Ich stimme der Aussage mit zu viel Bürokratie zu, aber beim guten Unterricht frage ich mich, was denn genau damit gemeint ist. Das ist ja wahrscheinlich nicht in aller Augen das Gleiche. Ich finde, es wird zu viel „gespielt“ und zu wenig geübt. Da wird Stationsarbeit gemacht, bei der sich die Kinder aussuchen, welche Aufgaben sie lösen, aber letztlich schreiben sie doch nur voneinander ab wie immer, wenn keiner aufpasst.
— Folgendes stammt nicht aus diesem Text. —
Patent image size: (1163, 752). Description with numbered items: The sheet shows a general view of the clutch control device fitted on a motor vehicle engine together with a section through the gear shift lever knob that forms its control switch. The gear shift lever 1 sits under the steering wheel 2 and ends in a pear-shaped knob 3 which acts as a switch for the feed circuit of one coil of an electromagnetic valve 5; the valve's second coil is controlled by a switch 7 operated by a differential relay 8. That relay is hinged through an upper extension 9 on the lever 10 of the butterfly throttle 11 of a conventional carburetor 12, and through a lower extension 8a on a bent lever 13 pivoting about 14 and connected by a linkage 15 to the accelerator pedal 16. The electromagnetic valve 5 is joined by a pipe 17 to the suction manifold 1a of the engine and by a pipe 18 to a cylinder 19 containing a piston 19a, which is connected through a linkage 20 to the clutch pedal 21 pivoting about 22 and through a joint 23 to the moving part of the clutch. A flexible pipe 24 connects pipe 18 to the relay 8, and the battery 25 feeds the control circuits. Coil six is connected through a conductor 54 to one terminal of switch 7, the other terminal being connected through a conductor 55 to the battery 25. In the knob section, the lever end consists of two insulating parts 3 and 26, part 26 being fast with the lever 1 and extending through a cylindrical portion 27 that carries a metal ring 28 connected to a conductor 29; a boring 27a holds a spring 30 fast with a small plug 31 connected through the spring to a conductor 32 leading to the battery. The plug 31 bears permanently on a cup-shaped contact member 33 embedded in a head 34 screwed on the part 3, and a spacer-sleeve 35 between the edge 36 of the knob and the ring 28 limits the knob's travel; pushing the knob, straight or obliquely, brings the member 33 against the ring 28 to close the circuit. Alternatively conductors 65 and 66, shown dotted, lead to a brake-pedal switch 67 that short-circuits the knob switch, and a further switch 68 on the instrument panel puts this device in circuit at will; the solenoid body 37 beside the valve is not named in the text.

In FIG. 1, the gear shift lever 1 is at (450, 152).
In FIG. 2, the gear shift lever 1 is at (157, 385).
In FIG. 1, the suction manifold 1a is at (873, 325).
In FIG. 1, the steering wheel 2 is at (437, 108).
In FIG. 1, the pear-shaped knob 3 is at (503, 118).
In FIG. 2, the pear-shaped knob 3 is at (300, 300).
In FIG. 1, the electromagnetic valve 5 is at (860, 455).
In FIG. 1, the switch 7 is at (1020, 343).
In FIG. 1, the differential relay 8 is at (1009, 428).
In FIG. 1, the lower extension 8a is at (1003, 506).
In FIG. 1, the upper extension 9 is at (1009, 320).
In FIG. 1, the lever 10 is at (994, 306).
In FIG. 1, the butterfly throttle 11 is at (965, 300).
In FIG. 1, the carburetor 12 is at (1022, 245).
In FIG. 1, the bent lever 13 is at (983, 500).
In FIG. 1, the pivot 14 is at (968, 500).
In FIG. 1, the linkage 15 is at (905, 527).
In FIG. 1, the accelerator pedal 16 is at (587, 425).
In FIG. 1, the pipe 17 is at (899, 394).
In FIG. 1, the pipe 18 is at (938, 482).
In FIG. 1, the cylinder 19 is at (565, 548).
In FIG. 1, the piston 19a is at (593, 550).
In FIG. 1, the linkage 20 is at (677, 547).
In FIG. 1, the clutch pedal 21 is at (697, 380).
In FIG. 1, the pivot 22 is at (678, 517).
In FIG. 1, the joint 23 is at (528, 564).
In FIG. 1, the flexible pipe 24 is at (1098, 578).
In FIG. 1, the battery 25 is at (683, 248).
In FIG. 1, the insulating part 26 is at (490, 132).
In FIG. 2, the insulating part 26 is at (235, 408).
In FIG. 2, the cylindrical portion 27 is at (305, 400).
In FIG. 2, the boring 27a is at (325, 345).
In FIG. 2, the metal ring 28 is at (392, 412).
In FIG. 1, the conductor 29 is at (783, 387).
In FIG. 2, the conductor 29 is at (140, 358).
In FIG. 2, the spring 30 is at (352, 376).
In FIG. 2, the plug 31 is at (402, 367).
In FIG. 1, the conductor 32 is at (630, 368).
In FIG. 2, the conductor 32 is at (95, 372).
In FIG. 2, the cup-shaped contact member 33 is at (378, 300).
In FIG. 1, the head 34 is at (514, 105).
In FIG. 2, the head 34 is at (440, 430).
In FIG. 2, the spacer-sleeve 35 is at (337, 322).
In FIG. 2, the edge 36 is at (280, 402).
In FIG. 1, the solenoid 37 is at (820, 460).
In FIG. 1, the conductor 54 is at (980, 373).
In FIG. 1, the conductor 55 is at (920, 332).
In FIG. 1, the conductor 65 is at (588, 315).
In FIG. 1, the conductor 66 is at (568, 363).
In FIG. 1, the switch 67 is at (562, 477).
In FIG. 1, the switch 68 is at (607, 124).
Ich kenne eine Lehrerin, die hat zweimal auf diese Weise das Thema Bundesländer geübt und sich dann darüber mokiert, dass die Kinder sie im Test immer noch nicht richtig schrieben. Da war sie dann „knallhart“ und hat Punkte abgezogen, aber eigentlich hat sie einfach nur zu wenig und auf die falsche Weise geübt. Beim Ausmalen der Bundesländer auf einem Arbeitsblatt übt man nicht die Schreibweise.

Katinka
1 Jahr zuvor

Ich kann das nur bestätigen. Ständig irgendwelche Mails oder Zettel im Fach mit To Dos (z.B. „Elternteil xyz zurückrufen zwecks Sprechstundentermin“ – obwohl der Elternteil sich einfach online einbuchen könnte, es aber nicht macht) und am allerschlimmsten finde ich den Papierkrieg aufgrund der Krankmeldungen und Entschuldigungen. Das machen wir alles noch mit Zetteln und es ist unglaublich unübersichtlich und zeitaufwändig und m. E. völlig überflüssig (in der Form)!

GriasDi
1 Jahr zuvor

Selbst wenn alle Bürokratie abgeschafft würde: es sind einfach zu viele Unterrichtsstunden,die Deutschlands LehrerInnen abzuleiten haben und das auch noch in zwei Fächern. In den meisten anderen Ländern unterrichtet eine LehrerIn nur 1 Fach, hat also halb so viel vorzubereiten.